The recovery process seems to be stuck

Thao158 · May 19, 2025, 8:25am

Hi team,
Our singlestore cluster is deployed on OCP environment, using ICOS bucket as bottomless.
Recently we have seen the following error:
Leaf Error (node-memsql-cluster-leaf-ag2-9.svc-memsql-cluster:3306): Failed to synchronize database. SYNC POSITION timed out waiting for replay.

I have checked the recovery process on this leaf and this database and I noticed that the recovery process does not seem to change.
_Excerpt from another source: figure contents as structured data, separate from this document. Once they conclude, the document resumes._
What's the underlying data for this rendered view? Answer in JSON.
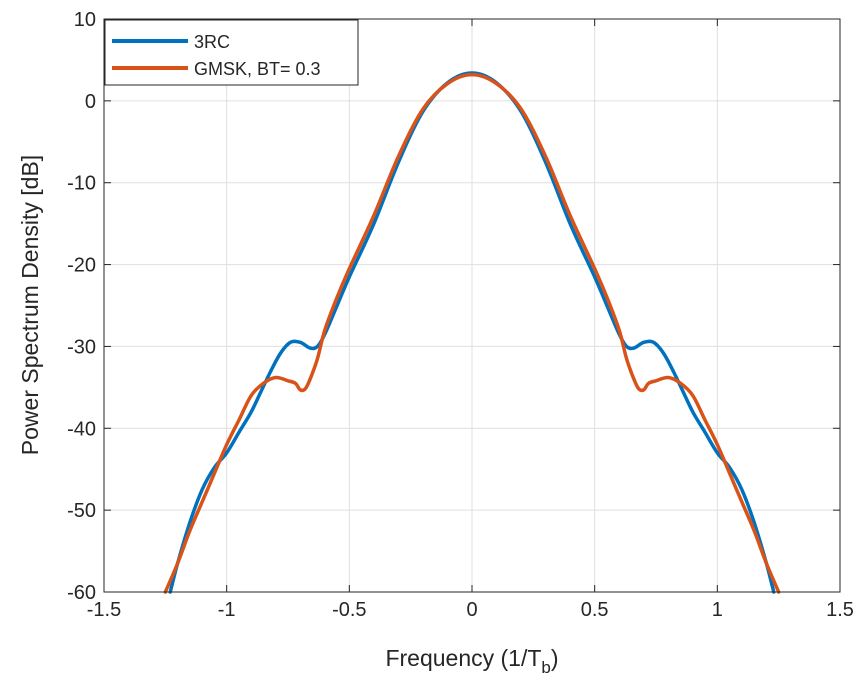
{
  "chart_data": {
    "type": "line",
    "title": "",
    "xlabel": "Frequency (1/T",
    "xlabel_subscript": "b",
    "xlabel_suffix": ")",
    "ylabel": "Power Spectrum Density [dB]",
    "xlim": [
      -1.5,
      1.5
    ],
    "ylim": [
      -60,
      10
    ],
    "xticks": [
      -1.5,
      -1,
      -0.5,
      0,
      0.5,
      1,
      1.5
    ],
    "yticks": [
      -60,
      -50,
      -40,
      -30,
      -20,
      -10,
      0,
      10
    ],
    "xtick_labels": [
      "-1.5",
      "-1",
      "-0.5",
      "0",
      "0.5",
      "1",
      "1.5"
    ],
    "ytick_labels": [
      "-60",
      "-50",
      "-40",
      "-30",
      "-20",
      "-10",
      "0",
      "10"
    ],
    "grid": true,
    "legend_position": "top-left",
    "series": [
      {
        "name": "3RC",
        "color": "#0072BD",
        "x": [
          0.0,
          0.1,
          0.2,
          0.3,
          0.4,
          0.5,
          0.55,
          0.6,
          0.63,
          0.66,
          0.7,
          0.74,
          0.78,
          0.82,
          0.86,
          0.9,
          0.95,
          1.0,
          1.05,
          1.1,
          1.15,
          1.2,
          1.23
        ],
        "y": [
          3.4,
          2.2,
          -1.3,
          -7.5,
          -15.0,
          -21.5,
          -25.0,
          -28.5,
          -30.0,
          -30.2,
          -29.5,
          -29.5,
          -30.8,
          -33.0,
          -35.5,
          -38.0,
          -40.5,
          -43.0,
          -44.8,
          -47.5,
          -51.5,
          -56.5,
          -60.0
        ]
      },
      {
        "name": "GMSK, BT= 0.3",
        "color": "#D95319",
        "x": [
          0.0,
          0.1,
          0.2,
          0.3,
          0.4,
          0.5,
          0.55,
          0.6,
          0.63,
          0.66,
          0.68,
          0.7,
          0.72,
          0.75,
          0.8,
          0.85,
          0.9,
          0.95,
          1.0,
          1.05,
          1.1,
          1.15,
          1.2,
          1.25
        ],
        "y": [
          3.2,
          2.1,
          -1.0,
          -6.8,
          -14.0,
          -20.5,
          -24.0,
          -28.0,
          -31.5,
          -34.0,
          -35.2,
          -35.3,
          -34.5,
          -34.2,
          -33.8,
          -34.5,
          -36.0,
          -39.0,
          -42.0,
          -45.5,
          -49.0,
          -52.5,
          -56.5,
          -60.0
        ]
      }
    ]
  }
}
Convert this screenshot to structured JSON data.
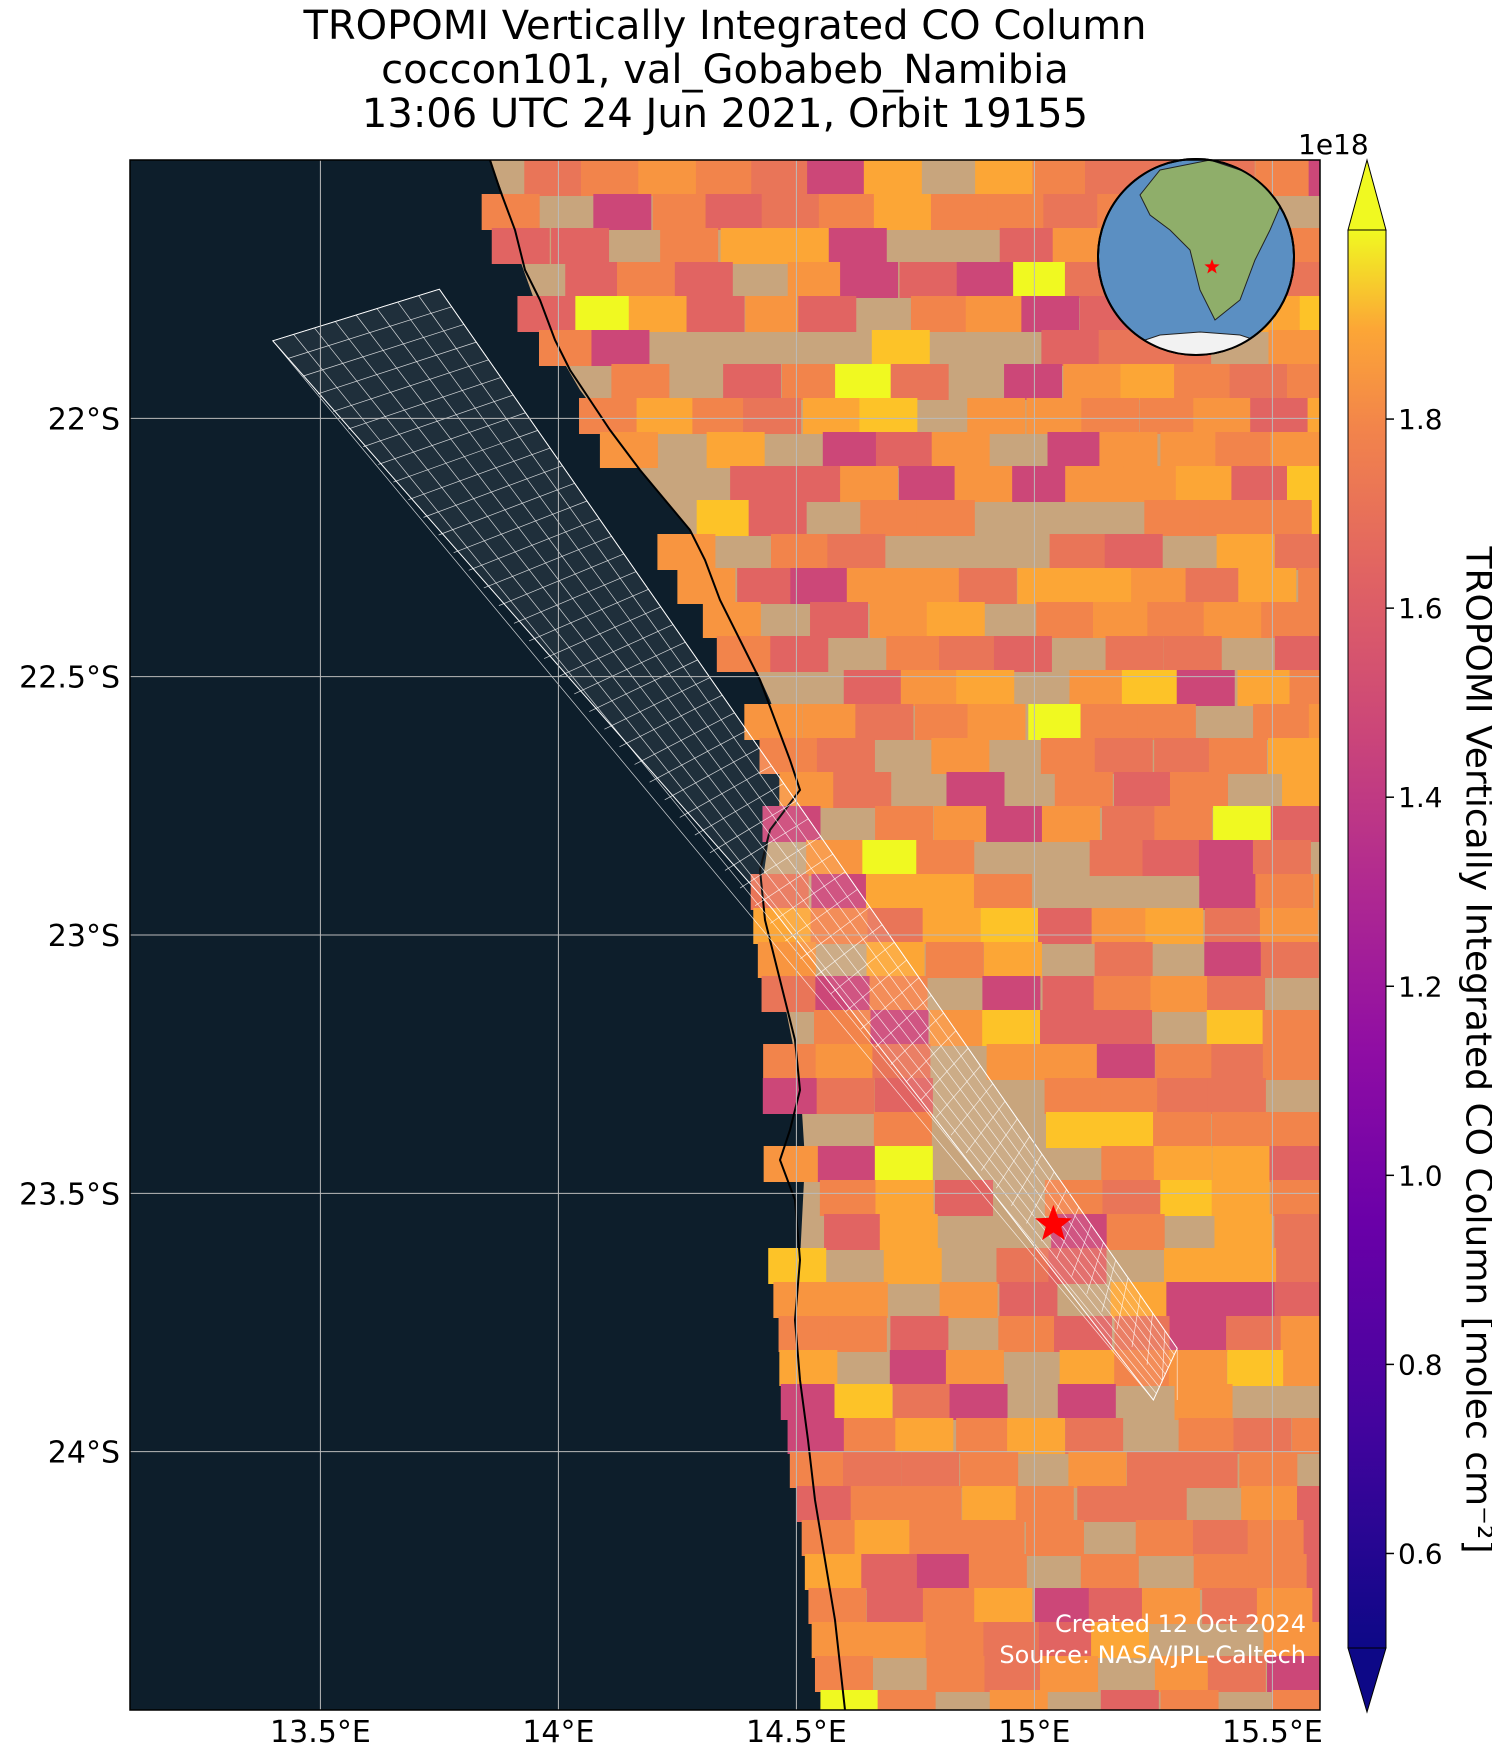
{
  "title": {
    "line1": "TROPOMI Vertically Integrated CO Column",
    "line2": "coccon101, val_Gobabeb_Namibia",
    "line3": "13:06 UTC 24 Jun 2021, Orbit 19155"
  },
  "axes": {
    "x_ticks": [
      {
        "value": 13.5,
        "label": "13.5°E"
      },
      {
        "value": 14.0,
        "label": "14°E"
      },
      {
        "value": 14.5,
        "label": "14.5°E"
      },
      {
        "value": 15.0,
        "label": "15°E"
      },
      {
        "value": 15.5,
        "label": "15.5°E"
      }
    ],
    "y_ticks": [
      {
        "value": -22.0,
        "label": "22°S"
      },
      {
        "value": -22.5,
        "label": "22.5°S"
      },
      {
        "value": -23.0,
        "label": "23°S"
      },
      {
        "value": -23.5,
        "label": "23.5°S"
      },
      {
        "value": -24.0,
        "label": "24°S"
      }
    ],
    "lon_range": [
      13.1,
      15.6
    ],
    "lat_range": [
      -24.5,
      -21.5
    ],
    "gridlines": true
  },
  "colorbar": {
    "label": "TROPOMI Vertically Integrated CO Column [molec cm$^{-2}$]",
    "label_display": "TROPOMI Vertically Integrated CO Column [molec cm⁻²]",
    "unit_multiplier": "1e18",
    "range": [
      0.5,
      2.0
    ],
    "ticks": [
      {
        "value": 0.6,
        "label": "0.6"
      },
      {
        "value": 0.8,
        "label": "0.8"
      },
      {
        "value": 1.0,
        "label": "1.0"
      },
      {
        "value": 1.2,
        "label": "1.2"
      },
      {
        "value": 1.4,
        "label": "1.4"
      },
      {
        "value": 1.6,
        "label": "1.6"
      },
      {
        "value": 1.8,
        "label": "1.8"
      }
    ],
    "colormap": "plasma",
    "extend": "both"
  },
  "site": {
    "lon": 15.04,
    "lat": -23.56,
    "marker": "red-star"
  },
  "footer": {
    "created": "Created 12 Oct 2024",
    "source": "Source: NASA/JPL-Caltech"
  },
  "colors": {
    "ocean": "#0d1e2b",
    "land": "#c8a57d",
    "grid": "#bbbbbb",
    "coastline": "#000000",
    "site_marker": "#ff0000",
    "track": "#ffffff"
  },
  "icons": {
    "inset": "globe-icon",
    "site": "star-icon"
  }
}
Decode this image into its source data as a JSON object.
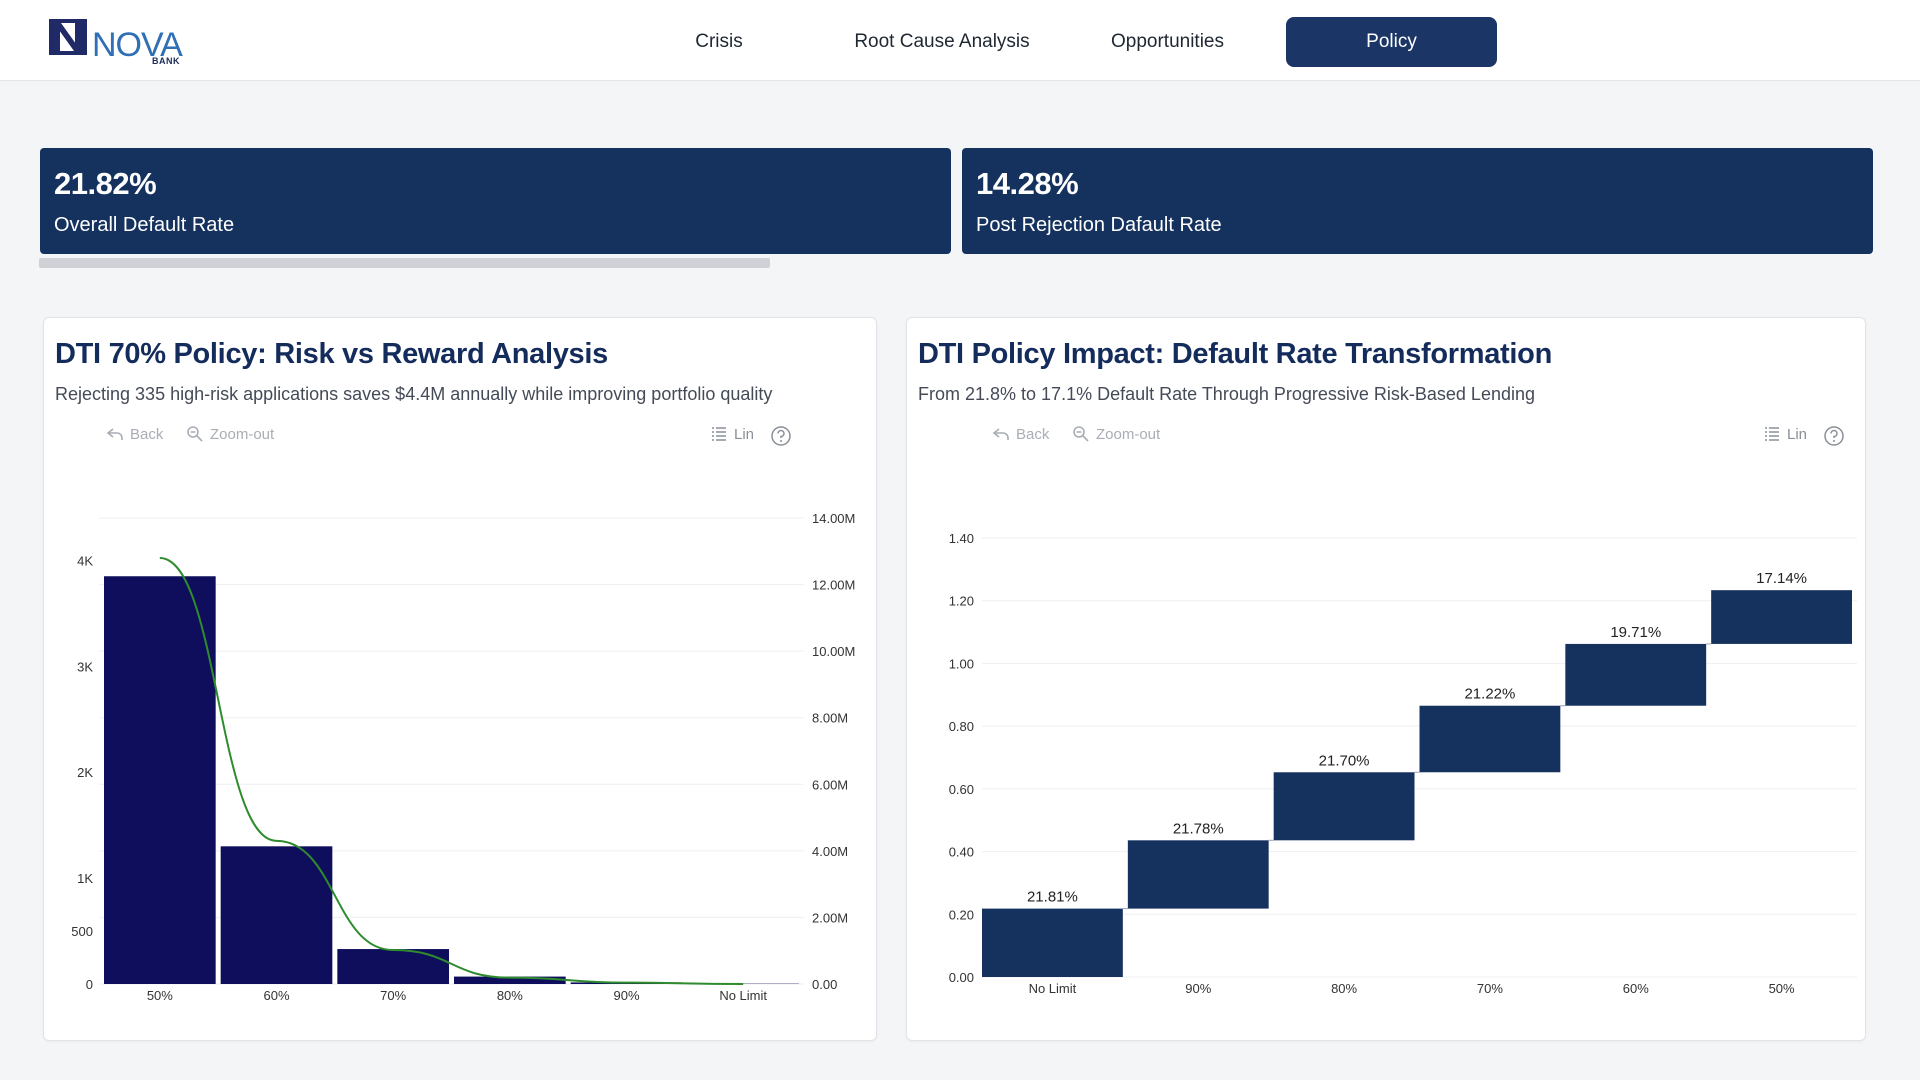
{
  "brand": {
    "name": "NOVA",
    "sub": "BANK"
  },
  "nav": {
    "tabs": [
      {
        "label": "Crisis",
        "active": false
      },
      {
        "label": "Root Cause Analysis",
        "active": false
      },
      {
        "label": "Opportunities",
        "active": false
      },
      {
        "label": "Policy",
        "active": true
      }
    ]
  },
  "kpis": [
    {
      "value": "21.82%",
      "label": "Overall Default Rate"
    },
    {
      "value": "14.28%",
      "label": "Post Rejection Dafault Rate"
    }
  ],
  "toolbar": {
    "back": "Back",
    "zoom_out": "Zoom-out",
    "legend": "Lin"
  },
  "colors": {
    "navy": "#15325f",
    "bar_dark": "#0f0e5c",
    "line": "#2e8b2e",
    "accent": "#1a3566"
  },
  "charts": {
    "risk_reward": {
      "title": "DTI 70% Policy: Risk vs Reward Analysis",
      "subtitle": "Rejecting 335 high-risk applications saves $4.4M annually while improving portfolio quality"
    },
    "impact": {
      "title": "DTI Policy Impact: Default Rate Transformation",
      "subtitle": "From 21.8% to 17.1% Default Rate Through Progressive Risk-Based Lending"
    }
  },
  "chart_data": [
    {
      "type": "bar",
      "title": "DTI 70% Policy: Risk vs Reward Analysis",
      "categories": [
        "50%",
        "60%",
        "70%",
        "80%",
        "90%",
        "No Limit"
      ],
      "series": [
        {
          "type": "bar",
          "axis": "left",
          "values": [
            3850,
            1300,
            330,
            70,
            15,
            3
          ]
        },
        {
          "type": "line",
          "axis": "right",
          "values": [
            12800000,
            4300000,
            1020000,
            190000,
            40000,
            0
          ]
        }
      ],
      "y_left": {
        "ticks": [
          0,
          500,
          1000,
          2000,
          3000,
          4000
        ],
        "tick_labels": [
          "0",
          "500",
          "1K",
          "2K",
          "3K",
          "4K"
        ],
        "max": 4400
      },
      "y_right": {
        "ticks": [
          0,
          2000000,
          4000000,
          6000000,
          8000000,
          10000000,
          12000000,
          14000000
        ],
        "tick_labels": [
          "0.00",
          "2.00M",
          "4.00M",
          "6.00M",
          "8.00M",
          "10.00M",
          "12.00M",
          "14.00M"
        ],
        "max": 14000000
      },
      "grid": true
    },
    {
      "type": "bar",
      "subtype": "waterfall",
      "title": "DTI Policy Impact: Default Rate Transformation",
      "categories": [
        "No Limit",
        "90%",
        "80%",
        "70%",
        "60%",
        "50%"
      ],
      "ranges": [
        [
          0,
          0.2181
        ],
        [
          0.2181,
          0.4359
        ],
        [
          0.4359,
          0.6529
        ],
        [
          0.6529,
          0.8651
        ],
        [
          0.8651,
          1.0622
        ],
        [
          1.0622,
          1.2336
        ]
      ],
      "data_labels": [
        "21.81%",
        "21.78%",
        "21.70%",
        "21.22%",
        "19.71%",
        "17.14%"
      ],
      "ylim": [
        0,
        1.4
      ],
      "y_ticks": [
        "0.00",
        "0.20",
        "0.40",
        "0.60",
        "0.80",
        "1.00",
        "1.20",
        "1.40"
      ],
      "grid": true
    }
  ]
}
For example, partition coedev_106 has a replay % completion stuck at 14.9% and the ETA increases over time to more than 20 days.

DATABASE_NAME,DATABASE_ID,REPLAY_ETA,REPLAY_STATUS,REPLAYED_LSN,STARTUP_COMMITED_LSN,RECOVERY_TYPE
coedev_106,48311,“14.9% done, ETA 22 days 21 hours 52 minutes 35 seconds”,Replaying log files downloaded from master,45265414,27983872,Restart
coedev_131,48138,“16.0% done, ETA 21 days 2 hours 34 minutes 51 seconds”,Replaying log files downloaded from master,45334751,28077843,Restart
coedev_80,39340,“16.3% done, ETA 20 days 12 hours 28 minutes 57 seconds”,Replaying log files downloaded from master,45327153,28079714,Restart
coedev_120,48313,“16.3% done, ETA 20 days 13 hours 27 minutes 22 seconds”,Replaying log files downloaded from master,45320522,28040183,Restart
coedev_95,48312,“21.1% done, ETA 14 days 22 hours 27 minutes 45 seconds”,Replaying log files downloaded from master,45160754,27887766,Restart
coedev_92,39341,“21.9% done, ETA 14 days 6 hours 14 minutes 27 seconds”,Replaying log files downloaded from master,45369935,28098154,Restart
coedev_127,48137,“22.0% done, ETA 14 days 4 hours 34 minutes 20 seconds”,Replaying log files downloaded from master,45116522,27852800,Restart
coedev_101,48030,“23.8% done, ETA 18 days 4 hours 28 minutes 26 seconds”,Replaying log files downloaded from master,45171119,23033073,Restart

Can anyone explain and how we can push the recovery process to complete?

mmanthena · June 3, 2025, 11:00pm

Thank you for reaching out to us. The “Failed to synchronize database. SYNC POSITION timed out waiting for replay” error is typically caused by insufficient resources to run the replay process. But, we’ll need more information to diagnose the issue.

Could you please provide your mv_cluster_status/mv_bt or a cluster report so our engineering can investigate further?

One more thing you can try is to restarting the node. This can sometimes resolve ICOS-related slowdowns or object storage access issues, which may help unblock the process.